Norway is the latest country to return dividend tax paid by ABP, which has now claimed €60m in dividend tax payments from several countries, including Sweden, Denmark, Germany, Austria, France, Italy, Spain and Portugal. The €210bn civil service pension fund said it had claimed back €3m from the Norwegian government, a figure that could eventually rise to €10m, as part of its ongoing campaign to win back dividend tax paid on investments in foreign juridictions.
Meanwhile, the EC has referred Germany to the ECJ over its dividend tax legislation, which it says discriminates against overseas pension funds. Last October the Commission requested that Germany amend its legislation, but the deadline for this has now been passed. (See earlier IPE-story: EC pursues Germany on pension dividends)

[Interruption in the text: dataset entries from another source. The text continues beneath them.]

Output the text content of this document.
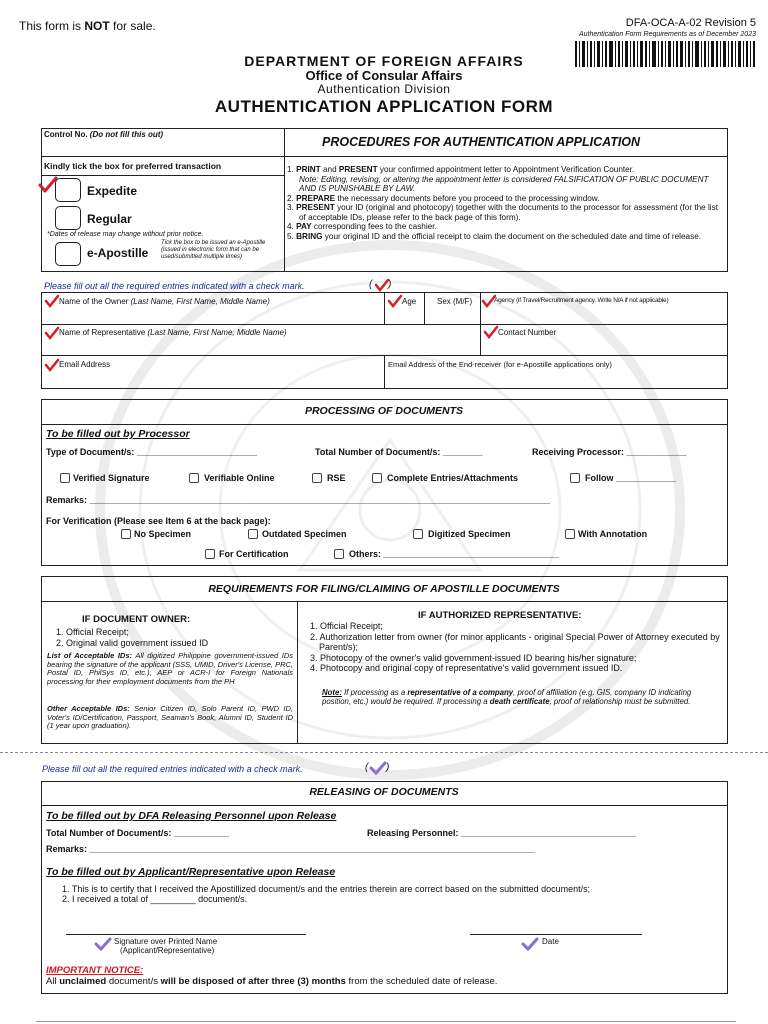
This form is NOT for sale.	DFA-OCA-A-02 Revision 5
Authentication Form Requirements as of December 2023
DEPARTMENT OF FOREIGN AFFAIRS
Office of Consular Affairs
Authentication Division
AUTHENTICATION APPLICATION FORM
Control No. (Do not fill this out)
Kindly tick the box for preferred transaction
Expedite
Regular
*Dates of release may change without prior notice.
e-Apostille
Tick the box to be issued an e-Apostille (issued in electronic form that can be used/submitted multiple times)
PROCEDURES FOR AUTHENTICATION APPLICATION
1. PRINT and PRESENT your confirmed appointment letter to Appointment Verification Counter.
Note: Editing, revising, or altering the appointment letter is considered FALSIFICATION OF PUBLIC DOCUMENT AND IS PUNISHABLE BY LAW.
2. PREPARE the necessary documents before you proceed to the processing window.
3. PRESENT your ID (original and photocopy) together with the documents to the processor for assessment (for the list of acceptable IDs, please refer to the back page of this form).
4. PAY corresponding fees to the cashier.
5. BRING your original ID and the official receipt to claim the document on the scheduled date and time of release.
Please fill out all the required entries indicated with a check mark.	( )
Name of the Owner (Last Name, First Name, Middle Name)	Age	Sex (M/F)	Agency (if Travel/Recruitment agency. Write N/A if not applicable)
Name of Representative (Last Name, First Name, Middle Name)	Contact Number
Email Address	Email Address of the End-receiver (for e-Apostille applications only)
PROCESSING OF DOCUMENTS
To be filled out by Processor
Type of Document/s: ________________________	Total Number of Document/s: ________	Receiving Processor: ____________
Verified Signature	Verifiable Online	RSE	Complete Entries/Attachments	Follow ____________
Remarks: ____________________________________________________________________________________________
For Verification (Please see Item 6 at the back page):
No Specimen	Outdated Specimen	Digitized Specimen	With Annotation
For Certification	Others: ___________________________________
REQUIREMENTS FOR FILING/CLAIMING OF APOSTILLE DOCUMENTS
IF DOCUMENT OWNER:
1. Official Receipt;
2. Original valid government issued ID
List of Acceptable IDs: All digitized Philippine government-issued IDs bearing the signature of the applicant (SSS, UMID, Driver's License, PRC, Postal ID, PhilSys ID, etc.), AEP or ACR-I for Foreign Nationals processing for their employment documents from the PH
Other Acceptable IDs: Senior Citizen ID, Solo Parent ID, PWD ID, Voter's ID/Certification, Passport, Seaman's Book, Alumni ID, Student ID (1 year upon graduation).
IF AUTHORIZED REPRESENTATIVE:
1. Official Receipt;
2. Authorization letter from owner (for minor applicants - original Special Power of Attorney executed by Parent/s);
3. Photocopy of the owner's valid government-issued ID bearing his/her signature;
4. Photocopy and original copy of representative's valid government issued ID.
Note: If processing as a representative of a company, proof of affiliation (e.g. GIS, company ID indicating position, etc.) would be required. If processing a death certificate, proof of relationship must be submitted.
Please fill out all the required entries indicated with a check mark.	( )
RELEASING OF DOCUMENTS
To be filled out by DFA Releasing Personnel upon Release
Total Number of Document/s: ___________	Releasing Personnel: ___________________________________
Remarks: _________________________________________________________________________________________
To be filled out by Applicant/Representative upon Release
1. This is to certify that I received the Apostillized document/s and the entries therein are correct based on the submitted document/s;
2. I received a total of _________ document/s.
Signature over Printed Name
(Applicant/Representative)
Date
IMPORTANT NOTICE:
All unclaimed document/s will be disposed of after three (3) months from the scheduled date of release.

The Commission considers such legislation to be inconsistent with the fundamental European Treaty freedom to move capital. "If a member state levies a higher tax on dividends or interest paid to foreign pension funds, these funds might be dissuaded from investing in companies in that member State," the EC stated.
It is the latest in a line of 14 infringement proceedings by the Commission against member states. Proceedings against three - Czech Republic, Estonia and Slovenia - have since been closed, following rectification of the discrimination, while four - Finland, Portugal, Spain and Germany - are awaiting a determination from the ECJ. (See earlier IPE-stories: Finland referred to ECJ over pension tax rules)
ABP recently won important court victories in Spain and France. The French high court ruled that French legislation must be adjusted in order to cancel the unequal treatment of non-French pension funds. ABP said the Inland Revenue of France was currently considering whether the Dutch scheme complies with the conditions for exemption of dividend tax.
In Spain the court of justice ruled that the dividend tax for foreign pension funds hampers free movement of capital and is therefore conflicting with EU legislation. But ABP revealed that Spanish authorities had lodged an appeal, which has so far blocked repayment.
"Recent rulings have increased our conviction that the difference in treatment between local and foreign pension funds is not justified," ABP stated.
Pension consultancy Towers Watson welcomed the Commission's referral of Germany to the ECJ as a move towards a level playing field for pension funds in Europe.
"Having largely eliminated unlawful tax discrimination in relation to contributions payable to a ‘foreign' pension fund, the European Commission is determined to remove discrimination in the area of dividend and interest payments", said Dave Roberts, senior consultant at Towers Watson.